The Python translation script can be used for translation in related languages. This is a very interesting thing. Next we will take a detailed look at the relevant writing process. I hope you will have some gains. Today, I suddenly wanted to write a translation script by myself. Unfortunately, Google provides APIs for network applications.
In the book dive into python, we can see how to extract the desired content from the HTML document. In this case, can we simulate a browser to send the sentence to be translated, then, I receive the HTML source code after the returned result, and finally extract the translation result?
Actually, it is okay, because python can be used to simulate browser behavior and send sentences to Google Translate's homepage. The specific code is as follows:
- import urllib,urllib2
- values={'hl':'zh—CN','ie':'utf8','text':text,'langpair':"en|
zh-CN"}
- url='http://translate.google.cn/translate_t'
- data = urllib.urlencode(values)
- req = urllib2.Request(url, data)
- req.add_header('User-Agent', "Mozilla/5.0+(compatible;+Googl
ebot/2.1;++http://www.google.com/bot.html)")
- response = urllib2.urlopen(req)
-
The most important thing is the text variable.

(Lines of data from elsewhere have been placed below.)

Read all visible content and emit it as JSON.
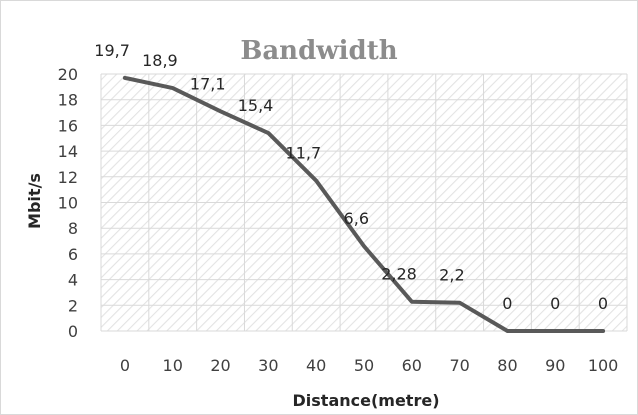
{
  "chart_data": {
    "type": "line",
    "title": "Bandwidth",
    "xlabel": "Distance(metre)",
    "ylabel": "Mbit/s",
    "categories": [
      "0",
      "10",
      "20",
      "30",
      "40",
      "50",
      "60",
      "70",
      "80",
      "90",
      "100"
    ],
    "x": [
      0,
      10,
      20,
      30,
      40,
      50,
      60,
      70,
      80,
      90,
      100
    ],
    "series": [
      {
        "values": [
          19.7,
          18.9,
          17.1,
          15.4,
          11.7,
          6.6,
          2.28,
          2.2,
          0,
          0,
          0
        ],
        "labels": [
          "19,7",
          "18,9",
          "17,1",
          "15,4",
          "11,7",
          "6,6",
          "2,28",
          "2,2",
          "0",
          "0",
          "0"
        ]
      }
    ],
    "ylim": [
      0,
      20
    ],
    "yticks": [
      "0",
      "2",
      "4",
      "6",
      "8",
      "10",
      "12",
      "14",
      "16",
      "18",
      "20"
    ],
    "grid": true,
    "grid_pattern": "diagonal-hatch",
    "colors": {
      "line": "#595959",
      "grid": "#d9d9d9",
      "hatch": "#e3e3e3",
      "title": "#8c8c8c"
    }
  }
}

The value is the sentence to be translated. The value of langpair is a language pair. Here it is translated into simplified Chinese in English and can be changed freely. Next, we need to implement a class to retrieve the desired translation results. This class should be derived from SGMLParser, which is included in sgmllib. py.
- from sgmllib import SGMLParser
- class URLLister(SGMLParser):
- def reset(self):
- SGMLParser.reset(self)
- self.result = []
- self.open = False
- def start_div(self, attrs):
- id = [v for k, v in attrs if k=='id']
- if 'result_box' in id:
- self.open = True
- def handle_data(self, text):
- if self.open:
- self.result.append(text)
- self.open = False
-
When the feed method is called, The system looks for the fragment marked as div. When it is found, it calls its own internal method, in fact, we finally call the start_div and handle_data methods to find the desired translation results. The complete code is as follows:
- Import urllib, urllib2
- From sgmllib import SGMLParser
- Class URLLister (SGMLParser ):
- Def reset (self ):
- SGMLParser. reset (self)
- Self. result = []
- Self. open = False
- Def start_div (self, attrs ):
- Id = [v for k, v in attrs if k = 'id']
- If 'result _ box' in id:
- Self. open = True
- Def handle_data (self, text ):
- If self. open:
- Self. result. append (text)
- Self. open = False
- While True:
- Text = raw_input ("Enter the English translation (exit input q ):")
- If text = 'q ':
- Break;
- Values = {'hl ': 'zh-cn', 'ie': 'utf8', 'text': text, 'langpair ':
"En | zh-CN "}
- Url = 'HTTP: // translate.google.cn/translate_t'
- Data = urllib. urlencode (values)
- Req = urllib2.Request (url, data)
- Req. add_header ('user-agent', "Mozilla/5.0 + (compatible; + Googleb
Ot/2.1; ++ http://www.google.com/bot.html )")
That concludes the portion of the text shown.